Diagnostic performance of dobutamine stress MR examinations in this respect has shown good results, with a good long term prognosis [1820]. Assessment of viability can be performed in the same examination in a functional way, without increasing imaging time significantly and may be more reliable than quantification of scar tissue [21]. In a patient group without prior myocardial infarction absence of myocardial ischemia can be determined with a normal, homogeneous, adenosine perfusion MR serie, with an imaging time of only 15 min.

Some earlier studies have reported moderately high specificities, due to the fact that perfusion MR was not able to discriminate between perfusion defects caused by ischemia or other causes [2, 10]. Specificity is probably also high in this study probably due to examining patients without a prior history of myocardial infarction and the use of clear set reading criteria [16].

The use of CAG as a reference standard might be a limitation, because CAG may be a “flawed”gold standard. CAG fails to account for the effect of diffuse disease, length of diseased segments and serial stenoses, and the functional effects in terms of perfusion for the myocardium [22]. Higher levels of diagnostic accuracy are observed when adenosine perfusion MR was compared with PET [23] or FFR measurements as the reference standard [24, 25]. Current clinical practice regarding risk stratification and therapy guidance is however directed by the CAG, which makes it a clinically relevant reference standard.

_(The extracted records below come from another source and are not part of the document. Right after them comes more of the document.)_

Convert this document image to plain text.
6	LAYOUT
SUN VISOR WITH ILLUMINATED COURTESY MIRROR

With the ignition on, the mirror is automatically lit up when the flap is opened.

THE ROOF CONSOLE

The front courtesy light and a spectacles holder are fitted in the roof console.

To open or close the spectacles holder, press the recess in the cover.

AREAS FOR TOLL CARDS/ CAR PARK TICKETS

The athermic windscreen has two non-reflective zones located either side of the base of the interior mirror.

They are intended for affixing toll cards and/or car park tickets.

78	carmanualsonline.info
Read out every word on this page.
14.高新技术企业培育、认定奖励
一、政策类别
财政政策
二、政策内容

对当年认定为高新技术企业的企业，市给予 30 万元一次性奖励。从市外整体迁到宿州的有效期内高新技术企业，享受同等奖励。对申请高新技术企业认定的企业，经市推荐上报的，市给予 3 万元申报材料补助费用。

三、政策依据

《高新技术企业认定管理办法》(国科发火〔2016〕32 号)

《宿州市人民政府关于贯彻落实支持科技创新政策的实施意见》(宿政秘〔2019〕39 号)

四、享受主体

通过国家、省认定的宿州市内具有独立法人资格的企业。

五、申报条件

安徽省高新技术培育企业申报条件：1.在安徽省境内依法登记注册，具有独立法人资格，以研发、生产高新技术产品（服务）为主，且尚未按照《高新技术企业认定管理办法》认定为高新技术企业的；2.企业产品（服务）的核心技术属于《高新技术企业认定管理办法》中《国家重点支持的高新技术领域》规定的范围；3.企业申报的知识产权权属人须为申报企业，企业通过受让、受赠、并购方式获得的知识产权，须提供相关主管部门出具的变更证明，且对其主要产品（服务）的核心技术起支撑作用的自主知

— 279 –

Rather than performing a quantitative analysis, we optimized the imaging protocol for a robust, visual approach. This can be regarded as a limitation, but previous studies have shown that quantitative and qualitative, visual assessment of myocardial perfusion to have similar good correlations with CAG [23, 26, 27]. Delayed contrast enhancement imaging or rest perfusion imaging was not routinely performed. This may provide additional valuable diagnostic information, but mostly in a post-infarct setting. This might therefore be regarded as a limitation, but was a choice made for a broad application of adenosine perfusion MR in a specific population in which we doubt that it is of additional value. Prior myocardial infarction, as stated earlier, was used as an exclusion criterion in this study.

Conclusions

Adenosine perfusion MR, in a “stress”-only approach has a high diagnostic accuracy and may have a distinct clinical role in patients without previous myocardial infarctions as an examination which can reliably determine the necessity for coronary angiography in a total protocol time of only 15 min.